Here is a simple made up data set:

df1 <- data.frame(x = c(1,2,3),
            y = c(4,6,8),
            z= c(1, 6, 7))

df2 <- data.frame(x = c(3,5,6),
              y = c(3,4,9),
              z= c(6, 7, 7))

What I want to do is to create a new variable "a" which is just the sum of all three variables (x,y,z)

Instead of doing this separately for each dataframe I thought it would be more efficient to just create a loop. So here is the code I wrote:

my.list<- list(df1, df2)

for (i in 1:2) {
my.list[i]$a<- my.list[i]$x +my.list[i]$y + my.list[i]$z

}

or alternatively

for (i in 1:2) {
my.list[i]<- transform(my.list[i], a= x+ y+ z)

}

In both cases it does not work and the error "number of items to replace is not a multiple of replacement length" is returned.

What would be the best solution to writing a loop code where I can loop through dataframes?

w.kye
  • 17
  • 2

2 Answers2

0

See ?Extract:

Recursive (list-like) objects

Indexing by [ is similar to atomic vectors and selects a list of the specified element(s).

Both [[ and $ select a single element of the list.

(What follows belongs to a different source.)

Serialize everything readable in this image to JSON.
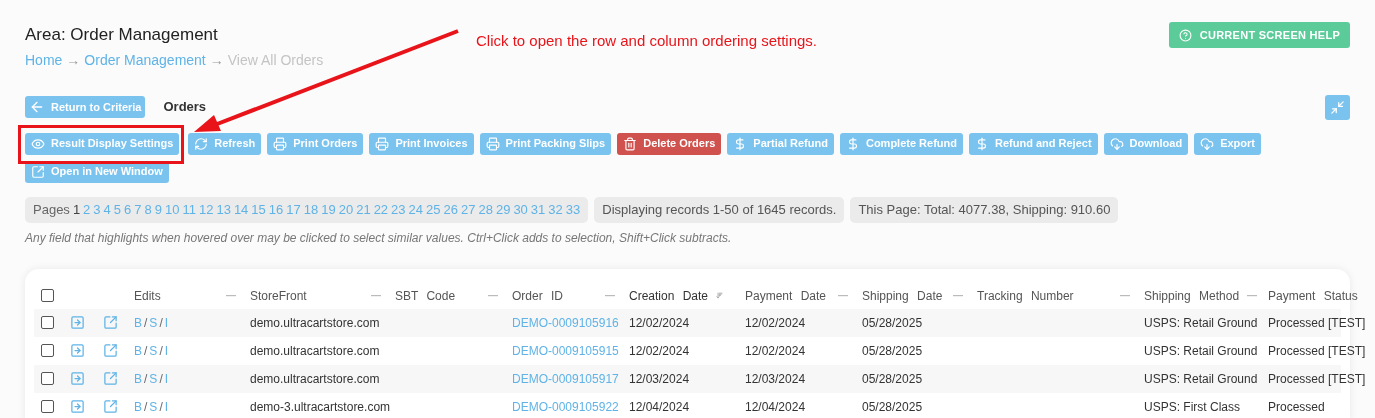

In short, my.list[i] returns a list of length 1, and you are trying to assign it a data.frame, so that doesn't work; whereas my.list[[i]] returns the data.frame #i in your list, which you can replace with a data.frame.

So you can use either:

for (i in 1:2) {
  my.list[[i]]$a<- my.list[[i]]$x +my.list[[i]]$y + my.list[[i]]$z

}

or

for (i in 1:2) {
  my.list[[i]]<- transform(my.list[[i]], a= x+ y+ z)

}

But it would be even simpler to use lapply, where you don't need [[:

my.list <- lapply(my.list, function(df) df$a <- df$x + df$y + df$z)
scoa
  • 19,359
  • 5
  • 65
  • 80
0

Rather than using an explicit loop to extract the data.frames from the list, just use lapply. It takes a list of data.frames (or any object) and a function, applies the function to every element of the list, and returns a list with the results.

# Sample data
df1 <- data.frame(x = c(1,2,3), y = c(4,6,8), z = c(1, 6, 7))
df2 <- data.frame(x = c(3,5,6), y = c(3,4,9), z = c(6, 7, 7))

# Put them in a list
df_list <- list(df1, df2)

# Use lapply to iterate. FUN takes the function you want, and
# then its arguments (a = x + y + z) are just listed after it.
result_list <- lapply(df_list, FUN = transform, a = x + y + z)
Matt Parker
  • 26,709
  • 7
  • 54
  • 72